Time and time again i have found that what appeared to be cut and dried and the "christian" way to be just sheer emotional manipulation, especially by the republican/democratic parties. So when you do your research please take the time to find legitimate/independent sources.

"But i'm too busy!" you say. But its being too busy to care that has gotten us into this quagmire in the first place. Isn't it worth it to take the time to think/protect our right to participate in our government?

Finally church is supposed to be a place of sanctuary. Jesus didn't only heal jews, but also gentiles. Need i remind you that he ate with prostitutes, hung out with tax collectors and his best friends were fishermen! So pastors, please respect this sanctity and the intelligence of your parishioners and leave the politics at the door.

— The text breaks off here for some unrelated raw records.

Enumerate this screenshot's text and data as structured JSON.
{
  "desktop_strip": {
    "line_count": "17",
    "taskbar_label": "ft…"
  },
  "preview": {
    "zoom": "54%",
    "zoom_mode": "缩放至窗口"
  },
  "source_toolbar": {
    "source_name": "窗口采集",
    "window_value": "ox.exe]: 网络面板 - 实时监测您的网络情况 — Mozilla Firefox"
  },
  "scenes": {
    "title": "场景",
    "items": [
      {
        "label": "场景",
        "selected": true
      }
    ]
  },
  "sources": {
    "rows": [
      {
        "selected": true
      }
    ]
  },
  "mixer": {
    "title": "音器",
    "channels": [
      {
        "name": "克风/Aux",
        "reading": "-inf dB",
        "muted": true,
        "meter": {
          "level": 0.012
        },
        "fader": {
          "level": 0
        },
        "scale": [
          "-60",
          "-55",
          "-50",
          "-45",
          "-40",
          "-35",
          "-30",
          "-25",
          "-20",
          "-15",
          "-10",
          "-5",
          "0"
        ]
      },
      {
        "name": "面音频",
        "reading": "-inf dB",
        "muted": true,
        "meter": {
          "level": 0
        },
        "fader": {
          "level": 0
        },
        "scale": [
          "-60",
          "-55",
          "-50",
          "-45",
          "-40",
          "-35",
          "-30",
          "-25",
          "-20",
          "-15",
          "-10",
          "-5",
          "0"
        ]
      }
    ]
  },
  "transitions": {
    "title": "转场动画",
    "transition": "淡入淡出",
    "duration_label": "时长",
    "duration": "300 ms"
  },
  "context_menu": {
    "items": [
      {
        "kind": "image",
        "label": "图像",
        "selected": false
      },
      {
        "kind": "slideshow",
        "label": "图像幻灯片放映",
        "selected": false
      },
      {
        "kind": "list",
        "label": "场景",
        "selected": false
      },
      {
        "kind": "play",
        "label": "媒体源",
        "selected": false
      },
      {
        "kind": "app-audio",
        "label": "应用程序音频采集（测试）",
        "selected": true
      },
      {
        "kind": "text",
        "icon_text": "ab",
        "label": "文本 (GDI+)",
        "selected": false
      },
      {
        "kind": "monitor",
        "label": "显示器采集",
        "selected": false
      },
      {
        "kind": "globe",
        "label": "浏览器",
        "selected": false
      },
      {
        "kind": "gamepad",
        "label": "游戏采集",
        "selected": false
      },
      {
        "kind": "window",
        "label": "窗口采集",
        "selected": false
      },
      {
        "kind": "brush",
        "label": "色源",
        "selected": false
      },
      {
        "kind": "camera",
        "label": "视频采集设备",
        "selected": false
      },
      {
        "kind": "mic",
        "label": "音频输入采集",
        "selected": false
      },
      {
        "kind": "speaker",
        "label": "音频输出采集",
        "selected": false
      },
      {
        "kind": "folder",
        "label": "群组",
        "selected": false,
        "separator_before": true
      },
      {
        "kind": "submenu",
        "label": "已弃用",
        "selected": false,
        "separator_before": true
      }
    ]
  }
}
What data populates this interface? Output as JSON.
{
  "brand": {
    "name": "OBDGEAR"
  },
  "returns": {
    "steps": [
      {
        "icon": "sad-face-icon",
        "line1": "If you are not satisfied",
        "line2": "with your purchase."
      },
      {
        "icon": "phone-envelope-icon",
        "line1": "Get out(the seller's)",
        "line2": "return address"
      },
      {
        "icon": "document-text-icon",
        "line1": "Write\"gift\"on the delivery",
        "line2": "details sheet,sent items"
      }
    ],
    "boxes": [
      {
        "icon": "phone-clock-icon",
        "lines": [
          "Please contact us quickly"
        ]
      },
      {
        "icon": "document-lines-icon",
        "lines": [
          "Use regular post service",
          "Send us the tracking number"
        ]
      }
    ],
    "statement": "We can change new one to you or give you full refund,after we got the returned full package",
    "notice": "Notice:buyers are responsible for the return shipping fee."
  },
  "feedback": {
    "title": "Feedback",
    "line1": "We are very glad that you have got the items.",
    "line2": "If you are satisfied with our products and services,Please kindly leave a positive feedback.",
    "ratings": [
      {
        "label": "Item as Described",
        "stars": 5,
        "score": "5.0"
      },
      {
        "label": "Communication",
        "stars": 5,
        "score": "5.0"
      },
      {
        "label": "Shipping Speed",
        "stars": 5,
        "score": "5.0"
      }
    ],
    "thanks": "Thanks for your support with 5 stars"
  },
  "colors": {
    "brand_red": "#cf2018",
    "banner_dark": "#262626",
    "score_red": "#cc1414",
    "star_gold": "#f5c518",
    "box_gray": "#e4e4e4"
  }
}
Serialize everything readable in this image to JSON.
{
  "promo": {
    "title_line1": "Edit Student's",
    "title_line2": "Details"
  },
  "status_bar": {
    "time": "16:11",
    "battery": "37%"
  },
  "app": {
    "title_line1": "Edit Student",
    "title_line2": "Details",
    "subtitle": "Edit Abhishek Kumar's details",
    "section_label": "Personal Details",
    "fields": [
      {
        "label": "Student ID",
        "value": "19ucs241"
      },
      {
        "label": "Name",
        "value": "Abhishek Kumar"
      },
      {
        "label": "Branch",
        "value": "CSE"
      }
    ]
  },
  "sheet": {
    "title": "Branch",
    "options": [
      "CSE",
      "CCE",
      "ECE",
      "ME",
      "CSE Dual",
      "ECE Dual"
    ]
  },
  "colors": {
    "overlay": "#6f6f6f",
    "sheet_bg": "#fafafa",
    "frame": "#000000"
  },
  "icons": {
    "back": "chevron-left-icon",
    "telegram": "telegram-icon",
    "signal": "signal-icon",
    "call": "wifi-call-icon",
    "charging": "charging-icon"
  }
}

Which brings me to my biggest gripe about the Moral Majority and Dobson and others of that ilk. Our churches are in trouble. Christians get divorced at the same rate as the general public. Many in the pews are wounded/abused/scared/in pain. Many of our next generation are leaving their communities of faith. Instead of poring time and money into voter guides, maybe we should instead be focusing on healing/building/restoring our faith communities? Once those are healthy, i have a feeling that churches will truly be "cities on a hill" and hopefully voting guides will be unnecessary/irrelevant.

We've already lost the culture war and if we keep trying to fight this war, we risk losing the faithful. Lets instead show the culture/political establishment the transforming/healing power of Jesus, not the political might of people who use the label Christian.